O alemão Moritz von Oswald foi o convidado para criar o volume 3. Espontaneamente convidou a colaborar consigo Carl Craig. O pedido original visava a utilização de uma gravação de Herbert Von Karajan, mas desde logo o musico alemão deixou claro que gostaria de poder trabalhar a partir de gravações multipistas de forma a poder utilizar, com mais volatilidade, o registo dos vários instrumentos. As gravações, com estas características, das três obras que pretendiam usar existiam. Eram elas a Raposódia espanhola e o Bolero de Maurice Ravel e a versão com orquestração deste mesmo compositor para Quadros numa exposição de Modest Mussorgsky.
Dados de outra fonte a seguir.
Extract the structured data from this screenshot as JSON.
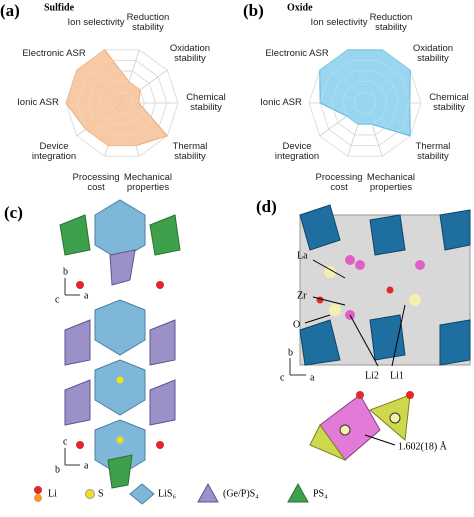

Começaram a trabalhar em Berlim, ouvindo as gravações originais das três obras, que foram registadas num período entre 1985 e 87 e reunidas num único álbum da Deutsche Grammophon (DG 439 0132). Dessa primeira sessão resultou um plano de trabalho que lançou Mortitz Von Oswald numa etapa de separação e arrumação dos elementos musicais, procurando isolar as contribuições de certos instrumentos ou grupos de instrumentos. Continuaram a trabalhar em Detroit (onde vive Carl Craig), a cidade-berço do techno. A estes arquivos sonoros devidamente catalogados juntaram então outros instrumentos, nomeadamente velhos sintetizadores analógicos, caixas de ritmos, vários instrumentos de percussão, mais tarde um piano (interpretado por Kevin Sholar) e um contrabaixo (por Marc Muellbauer). Como descreve o texto de Thomas Meinecke, que lemos no booklet deste disco editado em 2008, improvisaram ainda um prelúdio “durante o qual sons e padrões foram criados, reminiscentes das colaborações de Brian Eno há cerca de 30 anos com o duo electrónico alemão Cluster”, que representaram um importante episódio na afirmação das visões e identidade do kraut rock. Só depois entra em cena uma imagem sonora que nos é familiar: o motivo repetitivo do Bolero de Ravel, que aos poucos se dilui no corpo que começa a emergir, compreendendo-se a sua revisitação não apenas pelas características rítmicas que assim imprime à nova obra que aqui nasce, como referência citada. Afinal, Moritz Von Oswald defende que o Bolero foi “a primeira composição clássica com um loop rítmico sobre o qual é construída uma melodia”.
Ao contrário das breves reflexões em volta de motivos (ou de elementos maiores) de obras que haviam caracterizado os dois primeiros volumes da série, a parceria de Moritz Von Oswald e Carl Craig neste terceiro volume optou por criar uma re-composiição de facto. A obra que criaram, em sessões de trabalho ao longo de vários meses, entre Berlim e Detroit, juntando ideias dos dois músicos aos pontos de partida encontrados em gravações de peças de Ravel e Mussorgsky, emerge em disco como um corpo uno, com identidade e personalidade. Além de um prólogo e de um interlúdio (sensivelmente a meio da peça, onde arrumam sones e efeitos, como que a preparar uma nova etapa), a obra divide-se em seis andamentos, o sexto (mais minimalista) representando uma definitiva partida para uma ideia de composição feita de cortes, colagens e repetição, como que a afirmar este método de trabalho não como uma mera revisitação de memórias em nova moldura, mas um espaço de invenção musical do presente. Convenhamos que após os dois primeiros volumes é neste terceiro que a série Re-composed deixa de ser uma celebração moderna do catálogo da Deutsche Grammophon para colocar afinal a editora junto de etiquetas como a Kompost, Warp ou (Lindstrom) na linha da frente da atual invenção musical na área das electrónicas.
A capa do terceiro volume da série Re-Composed, co-assinado por Moritz von Oswald e Carl Craig.